SQT thread

So what exactly does this coefficient represent?

I have absolutely no clue what you're talking about, and that still doesn't explain why you can use IBP without two things being multiplied together.

Mentally tried normal substituion, back substituion and by parts and there is no way.

Trig sub unless you have some genius identity.

Hmm, and trigonometric substituation produces a gigantic mess.
Which leads me to suspect that I'm doing this question wrong.
I assumed the answer was to integrate the function for the distance of a part of the rod from P.

Why hasn't GR been superseded yet if it doesn't fit the Standard Model in quantum physics with gravity and with other phenomena like dark energy?

He is right.

You are multiplying by dx. You always multiply by dx.

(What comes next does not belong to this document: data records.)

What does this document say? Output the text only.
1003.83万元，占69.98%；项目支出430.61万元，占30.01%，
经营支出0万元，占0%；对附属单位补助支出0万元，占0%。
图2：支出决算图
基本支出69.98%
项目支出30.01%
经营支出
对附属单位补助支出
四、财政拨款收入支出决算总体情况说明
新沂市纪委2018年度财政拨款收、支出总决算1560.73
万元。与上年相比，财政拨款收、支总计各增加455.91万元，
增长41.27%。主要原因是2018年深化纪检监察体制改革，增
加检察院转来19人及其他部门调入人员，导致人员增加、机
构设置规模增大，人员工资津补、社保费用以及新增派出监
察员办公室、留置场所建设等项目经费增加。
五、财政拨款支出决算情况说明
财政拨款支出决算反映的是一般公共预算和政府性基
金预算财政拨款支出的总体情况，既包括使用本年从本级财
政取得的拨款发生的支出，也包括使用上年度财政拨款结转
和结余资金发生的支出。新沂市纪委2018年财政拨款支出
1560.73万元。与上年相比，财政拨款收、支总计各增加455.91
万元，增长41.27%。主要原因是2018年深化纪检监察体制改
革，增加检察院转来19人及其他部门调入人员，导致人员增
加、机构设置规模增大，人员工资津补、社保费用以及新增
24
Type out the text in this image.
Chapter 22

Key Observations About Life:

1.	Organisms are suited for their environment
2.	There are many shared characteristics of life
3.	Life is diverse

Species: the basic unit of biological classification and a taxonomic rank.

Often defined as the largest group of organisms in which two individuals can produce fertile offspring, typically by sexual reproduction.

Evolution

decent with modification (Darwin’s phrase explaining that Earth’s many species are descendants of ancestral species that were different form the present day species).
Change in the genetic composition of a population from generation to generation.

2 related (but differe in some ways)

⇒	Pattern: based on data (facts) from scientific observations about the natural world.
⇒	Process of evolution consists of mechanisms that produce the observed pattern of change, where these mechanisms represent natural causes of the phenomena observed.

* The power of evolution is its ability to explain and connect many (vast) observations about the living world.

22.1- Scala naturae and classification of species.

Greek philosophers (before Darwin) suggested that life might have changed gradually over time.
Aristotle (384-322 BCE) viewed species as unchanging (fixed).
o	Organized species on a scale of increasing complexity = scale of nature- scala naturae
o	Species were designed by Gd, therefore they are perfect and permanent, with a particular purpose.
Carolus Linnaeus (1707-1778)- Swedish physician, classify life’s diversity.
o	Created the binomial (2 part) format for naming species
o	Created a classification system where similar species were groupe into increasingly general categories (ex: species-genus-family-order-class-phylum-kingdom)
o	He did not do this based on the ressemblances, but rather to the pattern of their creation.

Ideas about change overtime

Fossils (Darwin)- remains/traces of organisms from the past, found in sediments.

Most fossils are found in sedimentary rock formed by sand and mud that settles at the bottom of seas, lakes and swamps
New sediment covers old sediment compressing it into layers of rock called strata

>that still doesn't explain why you can use IBP without two things being multiplied together.
Uh.... yes it does. Did you actually read what he posted?

If I could understand it when it's written in such a shorthand way, I wouldn't be posting in a SQT.

The two things you are multiplying are [math]\arcsin(3x)[/math] and [math]dx[/math].

Let [math]u=\arcsin(3x)[/math] and [math]dv=dx[math].
Then [math]du=\frac{3}{\sqrt{1-9x^2}}dx[/math] and [math]v=x[/math] (since the antiderivative of 1 is x).

So we have...
[math]\int\arcsin(3x)dx=x\arcsin(3x)-\int\frac{3x\,dx}{\sqrt{1-9x^2}}[/math]
by integration by parts.

[math]\int\arcsin(3x)dx=x\arcsin(3x)-\int\frac{3x\,dx}{\sqrt{1-9x^2}}[/math]

jfc